The tax filing also showed the foundation spent nearly $6 million on a Los Angeles-area property that includes a home with six bedrooms and bathrooms, a swimming pool, a soundstage and office space. The property is intended as a campus for a Black artists fellowship, the foundation said.

The financial revelations set off a fresh wave of criticism from the left and right in the political world and from both inside and outside of the broader BLM movement. Several months after the disclosures, the foundation’s structure remains the same. It is run by a three-member board of directors, including Gay and Bowers.

In August, a group of local chapters and activists known as BLM Grassroots filed a lawsuit in a California Superior Court against Bowers. The suit alleges that he and his consulting firm broke an agreement to turn over control of the foundation’s digital assets and its finances to the grassroots organizers of BLM, allowing him to profit personally and professionally from the surge in donations.
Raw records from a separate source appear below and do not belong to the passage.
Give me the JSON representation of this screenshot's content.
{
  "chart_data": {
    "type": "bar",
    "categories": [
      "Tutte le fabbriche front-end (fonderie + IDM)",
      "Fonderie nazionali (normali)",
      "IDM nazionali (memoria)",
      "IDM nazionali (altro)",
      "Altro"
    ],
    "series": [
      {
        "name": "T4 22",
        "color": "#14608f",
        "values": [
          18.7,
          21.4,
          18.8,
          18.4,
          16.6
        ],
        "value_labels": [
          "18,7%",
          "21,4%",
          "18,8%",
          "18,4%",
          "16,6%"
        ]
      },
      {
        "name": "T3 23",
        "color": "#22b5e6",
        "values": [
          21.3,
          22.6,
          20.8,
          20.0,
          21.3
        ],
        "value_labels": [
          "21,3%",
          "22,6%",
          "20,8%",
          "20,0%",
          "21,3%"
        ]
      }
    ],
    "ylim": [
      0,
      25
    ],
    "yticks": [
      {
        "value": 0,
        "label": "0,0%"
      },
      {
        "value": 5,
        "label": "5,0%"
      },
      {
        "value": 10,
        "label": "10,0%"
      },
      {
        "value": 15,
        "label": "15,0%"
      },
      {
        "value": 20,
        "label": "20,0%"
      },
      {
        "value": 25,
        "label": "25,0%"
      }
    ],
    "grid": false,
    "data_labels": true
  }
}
Bowers told the AP the allegations are “frivolous” and untrue. An attorney for the foundation last week filed a court motion asking a judge to dismiss the lawsuit.

Regarding the relief fund, BLM Grassroots director Melina Abdullah said: “We are glad to hear that (the foundation) is using a portion of the vast funds that they appropriated from the movement for the benefit of Black college students, and hope they will be sure to distribute funds in a way that aligns with Black Lives Matter’s mission of ending state-sanctioned violence against Black people.”